Monday 4 June 2018

It's just a bird, why the ecstasy?

Adult male Goshawk, N Apennines, 3.vi.18.
Long wings, distinct and narrow hand, 
faint primary barring, shortish tail
with well-rounded end.
As rather forlornly recounted in the previous post, during a short visit to the valley in the northern Apennines in mid-March this year I found no evidence of the presence of Goshawks around their usual nest site.  I arrived for a longer stay on 23 May.  Until yesterday (3 June) there had been no new evidence and I was trying to get accustomed to the absence of a nesting pair and apparently of any Goshawks at all.

Yesterday - a blissful day - I got really impossibly lucky.  I was in the right place at the right time for a close encounter with an adult male Goshawk.  On my way up to the high landslip scar watchpoint, past the nesting woods, I heard a short call that had a certain Goshawk flavour but which I dismissed as perhaps a Jay mimic or conceivably a Sparrowhawk or even a misheard alarming blackbird.  I didn't dare hope there was a Gos in the area!  About mid-morning, after just a couple of hours scanning the sky and ridgelines,  I looked up from putting something away in my pack and there was a large hawk climbing straight towards me from the woods below and already close.  Big.  Beautiful close-barred grey breast.  Glaring white undertail coverts like jet trails.  Moving fast with little effort.  Surely a Goshawk?  The bird circled over my position, apparently without seeing me directly below, then circled close around the open rocks of the upper scar area, then over the woods along the higher edge, and, quite distant now, after several more soaring circles it vanished behind trees and rocks at my back.

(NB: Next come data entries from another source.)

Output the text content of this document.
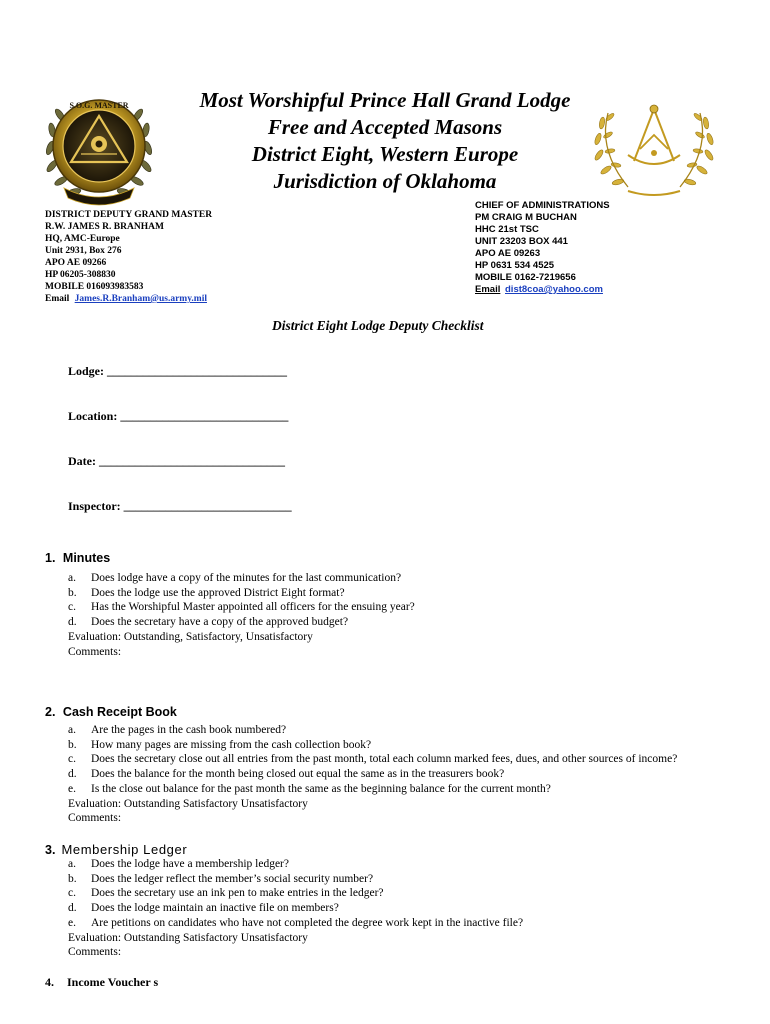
S.O.G. MASTER	Most Worshipful Prince Hall Grand Lodge
Free and Accepted Masons
District Eight, Western Europe
Jurisdiction of Oklahoma
DISTRICT DEPUTY GRAND MASTER
R.W. JAMES R. BRANHAM
HQ, AMC-Europe
Unit 2931, Box 276
APO AE 09266
HP 06205-308830
MOBILE 016093983583
Email James.R.Branham@us.army.mil
CHIEF OF ADMINISTRATIONS
PM CRAIG M BUCHAN
HHC 21st TSC
UNIT 23203 BOX 441
APO AE 09263
HP 0631 534 4525
MOBILE 0162-7219656
Email dist8coa@yahoo.com
District Eight Lodge Deputy Checklist
Lodge: ______________________________
Location: ____________________________
Date: _______________________________
Inspector: ____________________________
1. Minutes
a. Does lodge have a copy of the minutes for the last communication?
b. Does the lodge use the approved District Eight format?
c. Has the Worshipful Master appointed all officers for the ensuing year?
d. Does the secretary have a copy of the approved budget?
Evaluation: Outstanding, Satisfactory, Unsatisfactory
Comments:
2. Cash Receipt Book
a. Are the pages in the cash book numbered?
b. How many pages are missing from the cash collection book?
c. Does the secretary close out all entries from the past month, total each column marked fees, dues, and other sources of income?
d. Does the balance for the month being closed out equal the same as in the treasurers book?
e. Is the close out balance for the past month the same as the beginning balance for the current month?
Evaluation: Outstanding Satisfactory Unsatisfactory
Comments:
3. Membership Ledger
a. Does the lodge have a membership ledger?
b. Does the ledger reflect the member’s social security number?
c. Does the secretary use an ink pen to make entries in the ledger?
d. Does the lodge maintain an inactive file on members?
e. Are petitions on candidates who have not completed the degree work kept in the inactive file?
Evaluation: Outstanding Satisfactory Unsatisfactory
Comments:
4. Income Voucher s
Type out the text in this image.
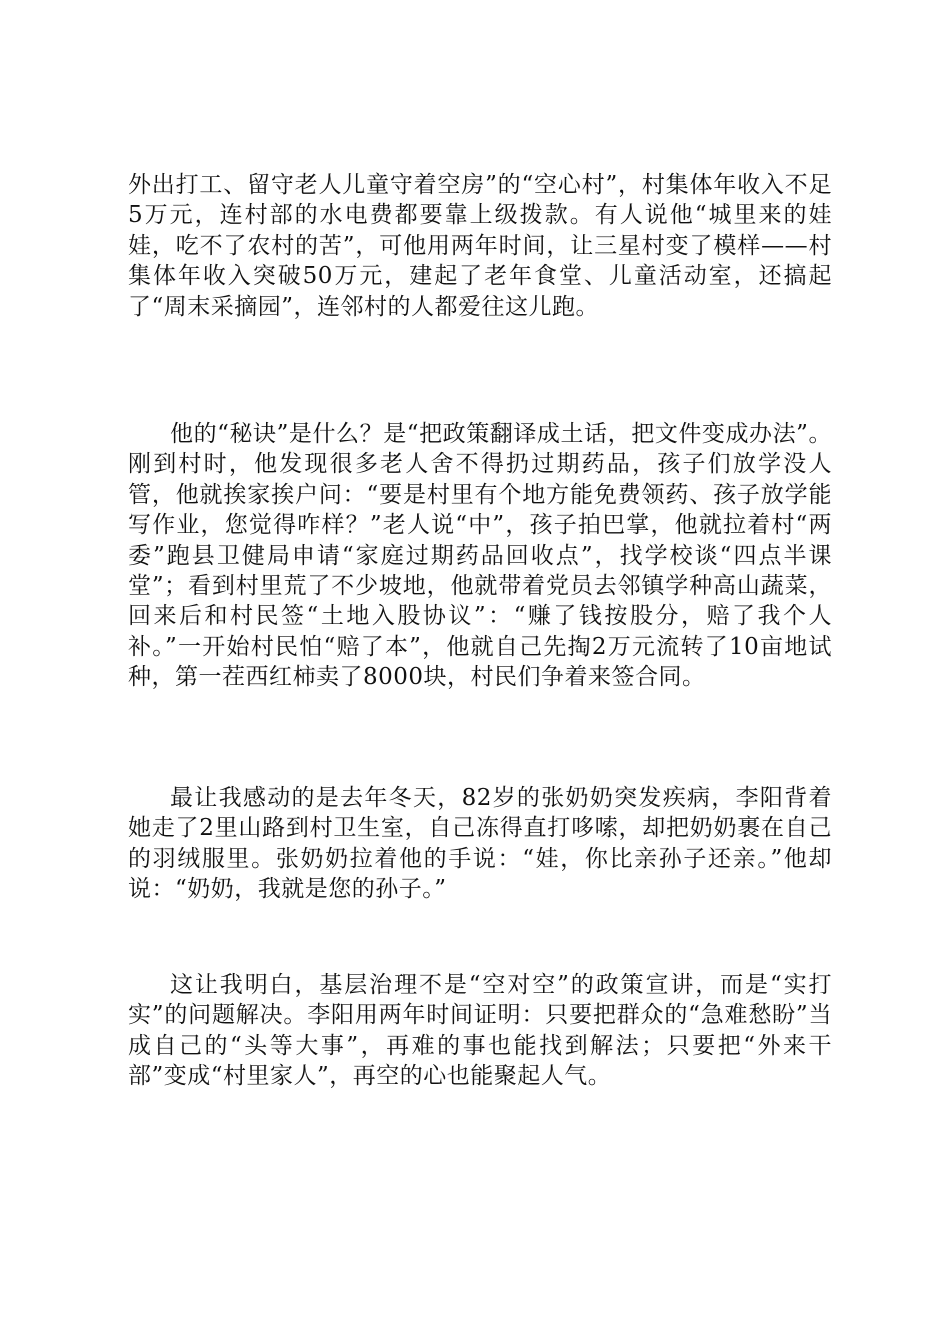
外出打工、留守老人儿童守着空房”的“空心村”，村集体年收入不足5万元，连村部的水电费都要靠上级拨款。有人说他“城里来的娃娃，吃不了农村的苦”，可他用两年时间，让三星村变了模样——村集体年收入突破50万元，建起了老年食堂、儿童活动室，还搞起了“周末采摘园”，连邻村的人都爱往这儿跑。

他的“秘诀”是什么？是“把政策翻译成土话，把文件变成办法”。刚到村时，他发现很多老人舍不得扔过期药品，孩子们放学没人管，他就挨家挨户问：“要是村里有个地方能免费领药、孩子放学能写作业，您觉得咋样？”老人说“中”，孩子拍巴掌，他就拉着村“两委”跑县卫健局申请“家庭过期药品回收点”，找学校谈“四点半课堂”；看到村里荒了不少坡地，他就带着党员去邻镇学种高山蔬菜，回来后和村民签“土地入股协议”：“赚了钱按股分，赔了我个人补。”一开始村民怕“赔了本”，他就自己先掏2万元流转了10亩地试种，第一茬西红柿卖了8000块，村民们争着来签合同。

最让我感动的是去年冬天，82岁的张奶奶突发疾病，李阳背着她走了2里山路到村卫生室，自己冻得直打哆嗦，却把奶奶裹在自己的羽绒服里。张奶奶拉着他的手说：“娃，你比亲孙子还亲。”他却说：“奶奶，我就是您的孙子。”

这让我明白，基层治理不是“空对空”的政策宣讲，而是“实打实”的问题解决。李阳用两年时间证明：只要把群众的“急难愁盼”当成自己的“头等大事”，再难的事也能找到解法；只要把“外来干部”变成“村里家人”，再空的心也能聚起人气。
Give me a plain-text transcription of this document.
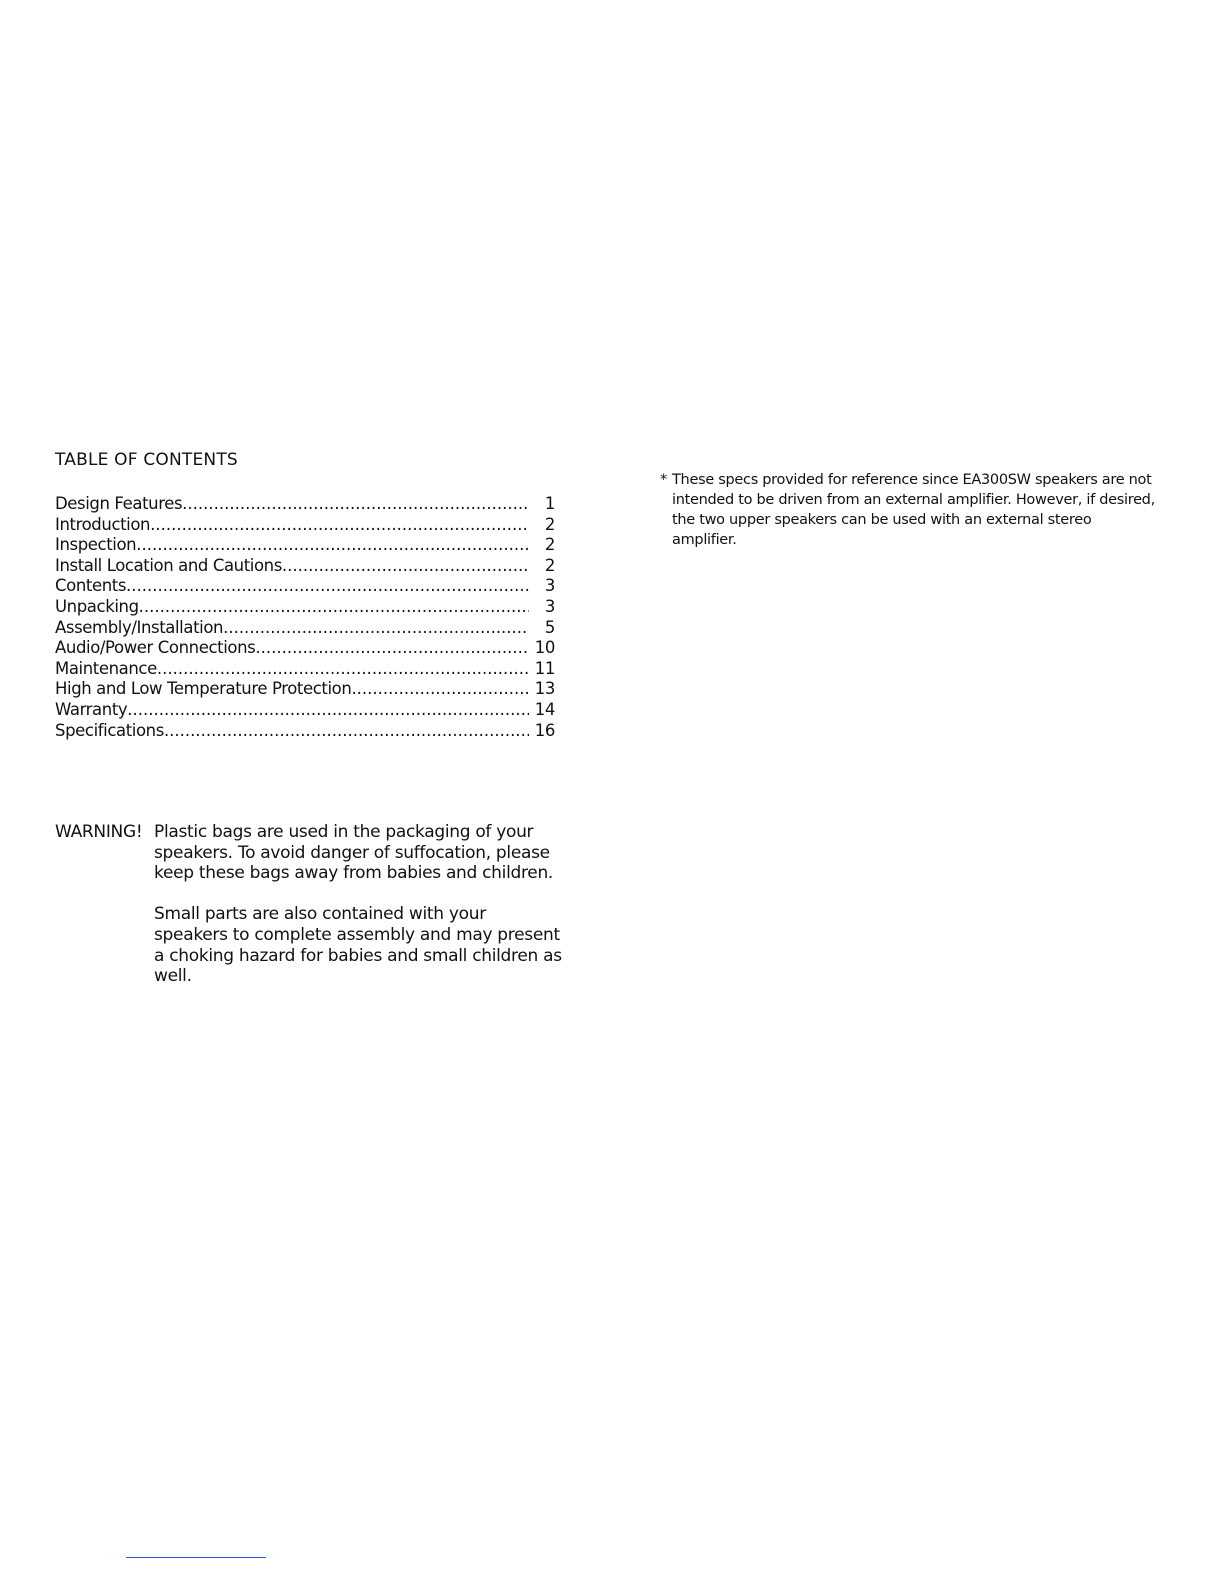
TABLE OF CONTENTS
Design Features .....	1
Introduction .....	2
Inspection .....	2
Install Location and Cautions .....	2
Contents .....	3
Unpacking .....	3
Assembly/Installation .....	5
Audio/Power Connections .....	10
Maintenance .....	11
High and Low Temperature Protection .....	13
Warranty .....	14
Specifications .....	16
WARNING! Plastic bags are used in the packaging of your speakers. To avoid danger of suffocation, please keep these bags away from babies and children.

Small parts are also contained with your speakers to complete assembly and may present a choking hazard for babies and small children as well.

* These specs provided for reference since EA300SW speakers are not intended to be driven from an external amplifier. However, if desired, the two upper speakers can be used with an external stereo amplifier.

A stunning and ecstatic encounter, perhaps even more dramatic than the meeting related in the post on 27 April last year.   For sure an adult male Goshawk, and possibly the very male that has nested here in recent seasons.  About half an hour later a Goshawk floated low and close overhead from somewhere behind me, crossed the top of the open landslip area, and after a couple of slow deep wingbeats glided toward the trees that run along the highest edge of the scar.  Closer rocks and trees again hid my view of exactly where it went but I was waiting patiently for a possible further flight view when I half turned to my left and saw a Goshawk sitting on a high bare branch!  The movement I made to raise my binoculars must have alarmed him because when I looked through them toward the branch he was gone.

Adult male Goshawk, N Apennines, 3.vi.18
Slowly coming down from the high of the morning events, it took me a while to start wondering if my first assumption - that the male is not breeding this season but simply resident in his usual territory - was correct.  This assumption is based largely on the complete absence of any of the usual calling between nesting adults, associated with food provisioning or nest security.  I've heard no such vocalisations from the specific nest woods or from anywhere else in the valley within earshot.  His seemingly 'relaxed' demeanour yesterday, lacking the urgency that often characterises flights during nest-provisioning (and I have never seen a Gos perched high in an exposed treetop before), was consistent with this assumption.  But  the startling semi-flared white undertail coverts made me wonder if he has an alternative nest location somewhere in the valley.  For some reason, and I'm not at all sure if this is well-founded, I had the notion that the male only showed prominent coverts when breeding.  Today, his were not flared out to the maximum extent but were not tucked away either.  Perhaps more clues will emerge if I'm lucky enough to have further close contact.